• reimpower_by_reann

Coping with Reverse Culture Shock

When I got off the plane from Dublin to Minneapolis, I was greeted with the crisp Minnesota air. Needless to say, it took my breath away!

There's no doubt that I had a great time abroad. The only way I can describe my experience is surreal. Imagine having the opportunity to spend 4 months in a fairy-storic (fairytale & historic) city surrounded by all the best people to travel with while gaining work experience through an international internship.

Surreal is the only way I can wrap my head around it.

I'd never really thought about the challenges of adjusting back to my host culture, but it turned out to be more challenging than adapting the culture of Prague.

I remember getting in my car for the first time in almost 4 months. I didn't forget how to drive but I did forget what it was like not to hop on a Tram 9 and not have to worry about parking. I had missed the freedom of driving down country roads while cruising along to my favorite playlist, but after a while of staring at frosted corn fields, my feelings started catching up to me.

It didn't really hit me until I approached a small town that I had driven past time and time before and never raised an eyebrow. This time, as I approached the city of New Prague, I started to bawl.

First of all, it's not just because of the town's name reminded me of the great times I had overseas.. it's how Minnesotans pronounce the town's name that really got me.
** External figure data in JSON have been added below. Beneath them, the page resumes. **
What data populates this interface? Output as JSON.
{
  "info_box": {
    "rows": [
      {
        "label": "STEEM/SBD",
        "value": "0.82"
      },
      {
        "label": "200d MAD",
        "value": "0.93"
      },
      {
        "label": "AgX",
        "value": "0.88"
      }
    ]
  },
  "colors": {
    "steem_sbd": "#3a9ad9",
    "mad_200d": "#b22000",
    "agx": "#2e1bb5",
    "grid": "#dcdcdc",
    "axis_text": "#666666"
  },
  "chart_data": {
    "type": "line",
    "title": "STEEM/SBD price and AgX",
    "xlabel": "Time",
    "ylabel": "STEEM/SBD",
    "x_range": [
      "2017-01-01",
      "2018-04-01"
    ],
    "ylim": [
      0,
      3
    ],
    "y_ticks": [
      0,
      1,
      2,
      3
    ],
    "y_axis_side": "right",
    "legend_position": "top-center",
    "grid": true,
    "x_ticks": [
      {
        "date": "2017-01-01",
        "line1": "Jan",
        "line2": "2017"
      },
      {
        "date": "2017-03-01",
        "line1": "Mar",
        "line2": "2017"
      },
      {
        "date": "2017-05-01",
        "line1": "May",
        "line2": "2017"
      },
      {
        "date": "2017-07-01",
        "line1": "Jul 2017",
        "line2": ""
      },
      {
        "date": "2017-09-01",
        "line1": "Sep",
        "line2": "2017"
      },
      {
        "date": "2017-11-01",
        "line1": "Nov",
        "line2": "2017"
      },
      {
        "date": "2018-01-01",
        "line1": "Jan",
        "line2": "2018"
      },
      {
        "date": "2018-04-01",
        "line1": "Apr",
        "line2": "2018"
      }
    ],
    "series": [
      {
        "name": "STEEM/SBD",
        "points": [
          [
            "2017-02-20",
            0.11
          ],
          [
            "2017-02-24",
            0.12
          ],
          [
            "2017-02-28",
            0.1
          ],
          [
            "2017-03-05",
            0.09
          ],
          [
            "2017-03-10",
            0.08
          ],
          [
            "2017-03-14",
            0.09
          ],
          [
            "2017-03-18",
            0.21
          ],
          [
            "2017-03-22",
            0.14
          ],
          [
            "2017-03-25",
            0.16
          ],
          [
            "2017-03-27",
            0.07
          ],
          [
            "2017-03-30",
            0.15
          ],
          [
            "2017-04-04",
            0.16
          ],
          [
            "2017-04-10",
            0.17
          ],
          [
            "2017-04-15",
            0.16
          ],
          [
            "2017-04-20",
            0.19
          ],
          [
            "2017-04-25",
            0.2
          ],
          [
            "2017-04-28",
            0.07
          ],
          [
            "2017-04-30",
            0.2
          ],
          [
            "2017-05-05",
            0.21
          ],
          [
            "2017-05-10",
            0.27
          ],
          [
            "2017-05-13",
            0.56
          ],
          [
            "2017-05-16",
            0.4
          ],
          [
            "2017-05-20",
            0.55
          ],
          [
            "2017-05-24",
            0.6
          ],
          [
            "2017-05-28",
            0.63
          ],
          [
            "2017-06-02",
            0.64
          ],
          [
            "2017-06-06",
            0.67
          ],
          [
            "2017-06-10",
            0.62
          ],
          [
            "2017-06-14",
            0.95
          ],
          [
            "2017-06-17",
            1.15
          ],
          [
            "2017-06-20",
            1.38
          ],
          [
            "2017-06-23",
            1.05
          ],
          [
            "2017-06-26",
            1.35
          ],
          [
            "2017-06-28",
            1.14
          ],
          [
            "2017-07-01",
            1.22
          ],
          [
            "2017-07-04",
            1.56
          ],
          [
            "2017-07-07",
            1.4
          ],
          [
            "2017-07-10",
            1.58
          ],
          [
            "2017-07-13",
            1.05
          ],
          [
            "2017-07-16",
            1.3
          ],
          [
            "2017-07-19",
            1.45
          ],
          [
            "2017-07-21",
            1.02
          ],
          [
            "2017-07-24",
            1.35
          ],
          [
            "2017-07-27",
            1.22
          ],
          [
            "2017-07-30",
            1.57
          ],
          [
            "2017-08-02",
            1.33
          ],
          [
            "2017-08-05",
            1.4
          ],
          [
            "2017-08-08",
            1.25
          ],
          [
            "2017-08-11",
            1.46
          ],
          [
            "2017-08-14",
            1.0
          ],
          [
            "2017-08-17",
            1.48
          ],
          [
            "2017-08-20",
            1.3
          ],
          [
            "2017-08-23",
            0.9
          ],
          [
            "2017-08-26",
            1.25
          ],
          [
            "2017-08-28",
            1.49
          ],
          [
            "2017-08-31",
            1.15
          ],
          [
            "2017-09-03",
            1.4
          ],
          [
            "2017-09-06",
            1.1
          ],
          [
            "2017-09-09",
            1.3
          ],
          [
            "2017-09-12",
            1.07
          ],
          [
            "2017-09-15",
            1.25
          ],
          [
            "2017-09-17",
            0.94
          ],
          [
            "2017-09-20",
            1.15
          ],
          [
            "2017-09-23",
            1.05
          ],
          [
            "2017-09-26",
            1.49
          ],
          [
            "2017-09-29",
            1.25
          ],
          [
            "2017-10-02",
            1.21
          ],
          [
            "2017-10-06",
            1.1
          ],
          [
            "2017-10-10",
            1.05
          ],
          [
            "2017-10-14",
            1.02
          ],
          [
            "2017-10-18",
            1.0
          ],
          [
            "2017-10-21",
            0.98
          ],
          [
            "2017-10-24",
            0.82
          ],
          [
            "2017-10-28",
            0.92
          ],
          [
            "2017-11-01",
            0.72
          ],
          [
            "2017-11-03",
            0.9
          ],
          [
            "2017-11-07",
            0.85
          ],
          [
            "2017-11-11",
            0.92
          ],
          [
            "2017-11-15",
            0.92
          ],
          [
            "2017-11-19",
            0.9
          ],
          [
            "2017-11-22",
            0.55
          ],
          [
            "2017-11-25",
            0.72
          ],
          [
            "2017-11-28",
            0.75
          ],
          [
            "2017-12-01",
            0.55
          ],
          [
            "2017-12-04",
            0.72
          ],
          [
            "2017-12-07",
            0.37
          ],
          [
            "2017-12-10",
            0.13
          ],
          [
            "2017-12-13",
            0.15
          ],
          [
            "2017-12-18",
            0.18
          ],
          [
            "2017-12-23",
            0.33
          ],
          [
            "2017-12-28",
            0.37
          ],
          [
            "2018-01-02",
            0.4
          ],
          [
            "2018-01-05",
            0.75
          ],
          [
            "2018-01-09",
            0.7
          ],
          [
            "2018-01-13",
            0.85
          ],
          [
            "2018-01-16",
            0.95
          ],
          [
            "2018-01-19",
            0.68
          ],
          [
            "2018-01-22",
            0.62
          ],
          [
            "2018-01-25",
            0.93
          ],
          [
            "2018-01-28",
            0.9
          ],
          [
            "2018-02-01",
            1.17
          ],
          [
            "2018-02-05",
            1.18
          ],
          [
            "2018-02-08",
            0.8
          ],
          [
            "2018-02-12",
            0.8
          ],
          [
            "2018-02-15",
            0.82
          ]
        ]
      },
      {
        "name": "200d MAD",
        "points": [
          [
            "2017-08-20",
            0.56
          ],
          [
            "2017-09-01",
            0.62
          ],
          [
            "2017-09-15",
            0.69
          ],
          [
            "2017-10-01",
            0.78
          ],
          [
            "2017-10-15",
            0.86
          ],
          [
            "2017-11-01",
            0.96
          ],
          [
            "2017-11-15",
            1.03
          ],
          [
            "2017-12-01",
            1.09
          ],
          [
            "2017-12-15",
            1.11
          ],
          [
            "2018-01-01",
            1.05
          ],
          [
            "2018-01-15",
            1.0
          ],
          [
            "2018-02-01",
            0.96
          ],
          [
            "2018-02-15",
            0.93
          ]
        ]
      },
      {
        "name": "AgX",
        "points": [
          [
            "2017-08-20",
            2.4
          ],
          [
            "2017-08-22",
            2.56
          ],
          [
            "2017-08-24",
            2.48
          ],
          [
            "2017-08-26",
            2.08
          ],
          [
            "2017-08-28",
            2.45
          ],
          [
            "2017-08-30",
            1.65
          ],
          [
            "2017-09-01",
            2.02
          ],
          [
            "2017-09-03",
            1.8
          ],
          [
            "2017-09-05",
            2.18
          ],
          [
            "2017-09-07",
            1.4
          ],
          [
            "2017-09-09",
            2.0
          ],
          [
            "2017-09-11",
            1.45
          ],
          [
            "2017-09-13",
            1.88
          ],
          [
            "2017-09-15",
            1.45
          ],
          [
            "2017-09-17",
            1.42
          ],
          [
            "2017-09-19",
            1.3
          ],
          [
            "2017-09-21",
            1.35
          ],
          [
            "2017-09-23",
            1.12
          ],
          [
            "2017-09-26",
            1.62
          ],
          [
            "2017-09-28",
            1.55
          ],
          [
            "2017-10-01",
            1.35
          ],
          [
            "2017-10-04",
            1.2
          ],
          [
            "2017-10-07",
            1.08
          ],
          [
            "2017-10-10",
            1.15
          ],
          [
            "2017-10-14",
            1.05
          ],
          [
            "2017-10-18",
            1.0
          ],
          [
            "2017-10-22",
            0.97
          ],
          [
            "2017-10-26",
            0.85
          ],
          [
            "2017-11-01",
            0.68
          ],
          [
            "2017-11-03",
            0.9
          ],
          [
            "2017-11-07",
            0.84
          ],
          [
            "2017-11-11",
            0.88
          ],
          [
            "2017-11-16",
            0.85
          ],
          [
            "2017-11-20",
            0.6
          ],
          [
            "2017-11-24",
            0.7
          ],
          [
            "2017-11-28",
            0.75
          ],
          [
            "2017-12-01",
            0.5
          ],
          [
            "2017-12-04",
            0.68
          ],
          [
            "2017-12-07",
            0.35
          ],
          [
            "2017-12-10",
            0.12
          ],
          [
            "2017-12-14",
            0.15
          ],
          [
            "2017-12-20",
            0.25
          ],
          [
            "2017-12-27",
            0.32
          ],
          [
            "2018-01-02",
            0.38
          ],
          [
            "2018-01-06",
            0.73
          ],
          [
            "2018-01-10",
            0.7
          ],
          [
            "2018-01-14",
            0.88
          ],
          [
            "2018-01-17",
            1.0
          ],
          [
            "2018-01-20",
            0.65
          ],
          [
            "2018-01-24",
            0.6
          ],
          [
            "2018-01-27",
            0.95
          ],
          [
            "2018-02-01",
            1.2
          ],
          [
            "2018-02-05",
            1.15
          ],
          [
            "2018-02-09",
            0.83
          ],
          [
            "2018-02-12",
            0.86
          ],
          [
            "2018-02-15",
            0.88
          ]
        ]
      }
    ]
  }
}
Instead of New Prague (PR-AH-GUH)

Minnesotans pronounce it New Pr-AAAAAY-Guh.

It upset me so much. Even more so that I didn't understand why Minnesotans pronounce it the way they do!

This town was nothing new to me! I was on my way to visit my friends who were still finishing up their semester at school. Driving back this time was no different than all the other times I had driven to school for the past 4 years of my college career -- except for the fact that I lived in a whole other continent for 4 months.

If you asked me, I wouldn't be able to pin point this feeling. Things are different. I'm different.

On the rest of my drive after I passed the town of New Prague and calmed down a bit, I thought of an analogy that almost accurately describes the feeling of my reverse culture shock.

It's like I had left my favorite pair of jeans behind.

I haven't worn them for almost 4 months but I was so happy to find them in my closet again, exactly where I left them. I put them back on expecting everything to be the way it had been but it wasn't quite the same. Of course, they're still my favorite! They just fits a little different.

Of course I'm grateful to be reunited with my family and friends. Of course I'm grateful for the opportunity to spend a semester abroad. But I think the most challenging part would be trying to sum up the past 4 months of personal growth, professional development, and navigating life's curve balls into the phrase "it was great!"

I know it'll take time, so I ask for your patience as I re-calibrate my peace of mind.

To the people who are curious about my trip, know that it'll take more than a quick conversation. Let's meet for coffee, perhaps!

To my close ones, know that I'm still the same person. Only with a bigger perspective and a wider view of the possibilities beyond the Land of 10,000 Lakes.

To myself, know that your feelings are valid, even if it takes time. You owe it to yourself.